In particular, he owes this aphorism of great wisdom: “The sovereign must listen without delay to all urgent requests without ever rejecting them. If they postpone them, they will prove to be too difficult or even impossible to deal with it. ” Is not that Mr. Macron’s situation?
The first round of the French presidential election has indeed delivered a life-size photograph quite clear of the demands of the French people, that the second round did not finally change despite a seemingly massive victory of the young new president. Broadly speaking, four major political families, but primarily socio-economic and ideological, families have expressed themselves. They have each obtained between 7 and 8 million votes, and there is nothing to hope for now that one family outweighs the others.
Four political areas tough to reconcile
First, that of Emmanuel Macron (EM), which could be described as liberal-liberal on a double cultural and economic axis, collected 8.4 million votes, ie 18% of registered voters, a little more than one in six, including more than a quarter of “useful vote” against the National Front (FN) according to opinion polls. There was little change in the lines during the second as Mr. Macron got 20.5 million votes but more than half to eliminate the FN candidate and not by positively supporting the liberal EM program.
The second family, that of the qualifier of the second round, Mrs Le Pen, whose 7.6 million votes in the first round, that is divided by half between a popular protest vote and the expression of a traditional French far right who went until allying with Nazi Germany during the Second World War. Mr. Macron made a significant gesture when he visited the Whirpool factory, that will be relocated to Poland in 2018. But his answers to the massive redundancies -vocational training and research of a buyer- have not really convinced a working class affected by mass unemployment in France. The proof, Ms. Le Pen gained 12.4 million votes in the second round, more than double that of her father in the second round of the 2002 presidential election against Jacques Chirac. Never has France seen such a strength of a National Socialist party which is the sheer FN ideology.
The absentees of the second round
Then there are the other two families not represented during the second round, whose votes were divided between the two candidates but and the abstention or the vote Nil. Nearly 17 million voters refused to express a choice between EM and FN, i.e., more than one French out of three.
On the one hand, the politically conservative and economically liberal current represented by Mr. Fillon (Les Républicains). This candidate received a big win in the autumn of 2016, but some morality matters totally discredited him. Despite this, he got 7 to 8 million votes also in the 1st round which was then divided between the three main voting options of the second round. EM actually won without fighting those who were close enough to him, including the center-right (UDI) and the progressive right (Juppé). There remains the other half, including the Catholic tradition which has never stopped hesitating between its values and its soul to the point that the Catholic hierarchy did not express any voting instructions unlike the other churches clearly in favor of Macron. Half voted for the FN; half stayed home.
The last family, between 8 and 9 million voters around a radical social, anti-liberal and ecological movement, called the alter-globalist movement.
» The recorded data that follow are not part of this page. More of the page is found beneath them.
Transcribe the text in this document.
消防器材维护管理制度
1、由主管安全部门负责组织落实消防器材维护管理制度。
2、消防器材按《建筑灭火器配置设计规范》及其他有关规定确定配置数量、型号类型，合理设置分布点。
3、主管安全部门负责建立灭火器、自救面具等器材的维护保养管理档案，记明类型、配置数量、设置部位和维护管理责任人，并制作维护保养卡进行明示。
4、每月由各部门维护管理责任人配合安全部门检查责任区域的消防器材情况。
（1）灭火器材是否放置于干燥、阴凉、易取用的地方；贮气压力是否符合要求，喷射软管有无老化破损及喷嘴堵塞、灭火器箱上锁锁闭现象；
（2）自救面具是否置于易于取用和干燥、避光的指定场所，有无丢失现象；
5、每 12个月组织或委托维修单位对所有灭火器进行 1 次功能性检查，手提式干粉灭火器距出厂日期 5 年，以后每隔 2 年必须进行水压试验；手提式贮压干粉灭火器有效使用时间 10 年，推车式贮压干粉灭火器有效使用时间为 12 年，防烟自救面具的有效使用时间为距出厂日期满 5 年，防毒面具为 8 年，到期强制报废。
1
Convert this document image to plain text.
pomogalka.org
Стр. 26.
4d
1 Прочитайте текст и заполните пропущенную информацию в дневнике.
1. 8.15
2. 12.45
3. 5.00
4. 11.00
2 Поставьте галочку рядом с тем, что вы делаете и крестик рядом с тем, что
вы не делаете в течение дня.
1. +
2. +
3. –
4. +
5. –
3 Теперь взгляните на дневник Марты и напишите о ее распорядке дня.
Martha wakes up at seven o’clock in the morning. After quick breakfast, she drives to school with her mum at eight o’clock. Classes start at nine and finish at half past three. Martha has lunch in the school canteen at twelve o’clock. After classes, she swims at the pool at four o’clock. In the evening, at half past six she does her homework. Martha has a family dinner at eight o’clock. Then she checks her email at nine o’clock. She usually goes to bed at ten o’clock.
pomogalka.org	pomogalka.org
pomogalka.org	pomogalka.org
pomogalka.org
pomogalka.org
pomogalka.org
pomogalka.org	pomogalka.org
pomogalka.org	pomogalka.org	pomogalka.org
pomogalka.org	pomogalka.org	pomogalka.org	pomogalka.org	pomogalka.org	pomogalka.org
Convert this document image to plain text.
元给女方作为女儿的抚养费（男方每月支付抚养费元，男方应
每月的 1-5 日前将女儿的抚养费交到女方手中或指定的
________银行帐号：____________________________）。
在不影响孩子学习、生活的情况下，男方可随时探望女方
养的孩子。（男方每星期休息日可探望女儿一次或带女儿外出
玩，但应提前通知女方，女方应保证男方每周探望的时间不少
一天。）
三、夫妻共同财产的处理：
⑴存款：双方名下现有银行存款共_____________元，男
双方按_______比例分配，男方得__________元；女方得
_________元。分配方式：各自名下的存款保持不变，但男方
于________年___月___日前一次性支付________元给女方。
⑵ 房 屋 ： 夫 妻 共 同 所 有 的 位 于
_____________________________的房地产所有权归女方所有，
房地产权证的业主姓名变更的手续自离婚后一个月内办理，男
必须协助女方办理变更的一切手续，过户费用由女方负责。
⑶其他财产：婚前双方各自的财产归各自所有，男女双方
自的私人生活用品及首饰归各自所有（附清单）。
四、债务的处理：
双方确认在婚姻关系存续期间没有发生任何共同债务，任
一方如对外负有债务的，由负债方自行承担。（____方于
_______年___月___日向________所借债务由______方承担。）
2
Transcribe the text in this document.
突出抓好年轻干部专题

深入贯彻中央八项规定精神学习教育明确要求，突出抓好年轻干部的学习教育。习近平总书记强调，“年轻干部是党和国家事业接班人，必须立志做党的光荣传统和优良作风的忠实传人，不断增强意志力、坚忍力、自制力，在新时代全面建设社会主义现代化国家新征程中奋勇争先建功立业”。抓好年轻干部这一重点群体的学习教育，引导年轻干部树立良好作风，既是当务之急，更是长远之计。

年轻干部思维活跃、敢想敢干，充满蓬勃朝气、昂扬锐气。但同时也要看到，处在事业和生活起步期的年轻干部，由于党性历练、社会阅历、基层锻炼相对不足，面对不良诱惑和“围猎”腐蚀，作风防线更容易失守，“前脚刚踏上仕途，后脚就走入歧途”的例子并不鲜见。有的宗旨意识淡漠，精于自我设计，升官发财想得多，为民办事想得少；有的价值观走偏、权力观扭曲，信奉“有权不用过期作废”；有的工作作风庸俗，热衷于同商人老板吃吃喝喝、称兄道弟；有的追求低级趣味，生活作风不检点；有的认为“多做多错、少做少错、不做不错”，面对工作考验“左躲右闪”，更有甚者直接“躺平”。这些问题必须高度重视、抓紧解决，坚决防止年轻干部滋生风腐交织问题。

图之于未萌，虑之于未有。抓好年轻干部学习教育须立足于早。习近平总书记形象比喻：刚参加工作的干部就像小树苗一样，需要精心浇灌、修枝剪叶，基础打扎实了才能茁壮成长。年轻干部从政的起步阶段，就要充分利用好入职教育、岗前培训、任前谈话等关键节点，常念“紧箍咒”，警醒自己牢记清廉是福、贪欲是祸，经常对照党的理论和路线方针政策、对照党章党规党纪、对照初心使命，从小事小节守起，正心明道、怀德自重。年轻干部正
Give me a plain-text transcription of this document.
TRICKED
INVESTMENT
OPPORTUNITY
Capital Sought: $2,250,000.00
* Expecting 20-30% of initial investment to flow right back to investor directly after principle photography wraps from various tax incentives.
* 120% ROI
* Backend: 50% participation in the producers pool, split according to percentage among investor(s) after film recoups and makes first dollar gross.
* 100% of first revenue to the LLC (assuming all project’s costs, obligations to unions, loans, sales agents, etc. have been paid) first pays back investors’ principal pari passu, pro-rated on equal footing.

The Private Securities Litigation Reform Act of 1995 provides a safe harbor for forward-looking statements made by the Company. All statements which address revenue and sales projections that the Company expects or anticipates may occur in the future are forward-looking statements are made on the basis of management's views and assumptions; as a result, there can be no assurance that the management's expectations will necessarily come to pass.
They are at least as European as Macron, but not for the same type of European construction. Messrs. Mélenchon and Hamon expressed their hopes, but with a very strong divergence on the way to negotiate with the European Union: to threaten to leave the EU and thus the Eurozone or to fight within the existing institutions. We found this divergence in a very different vote during the second round: in favor of EM from most of the supporters of the socialist Hamon, rather the abstention or the void vote among the Insoumis of Mélenchon. Will they succeed in making their unity for what the French call the 3rd round, ie the elections to parliament? Nothing less sure.
The Macron Dilemma
Everyone agrees that Mr. Macron won the French presidential election but four figures show that his victory is fragile. He was first elected by only 43% of the registrants with a record abstention or nil rate of 34%. It was then a default choice for nearly half of its voters who voted for him not by supporting positively his program but to block the road to the FN. Third, the latter gathered a record of votes -11 million – and attempt now to present itself as the only opposition force. Finally, two-thirds of the French polled after their vote said they do not want to give Macron an absolute majority in the National Assembly.
The only salvation route for Mr. Macron is then either to try to “divide and rule” – rather the current tactics – or to reach out to create a “republican front” with a consensual program.
The task is difficult, if not impossible according to his advisers, but that Chanakya would, of course, recommend a wise king. This is what is at stake in the coming weeks, with both internal and international consequences, since Macron will have to choose between one Atlanticist policy or a Gaullo-Mitterrandian diplomacy, that is to say, a very French option of a policy of non-alignment but not Anti-American by principle.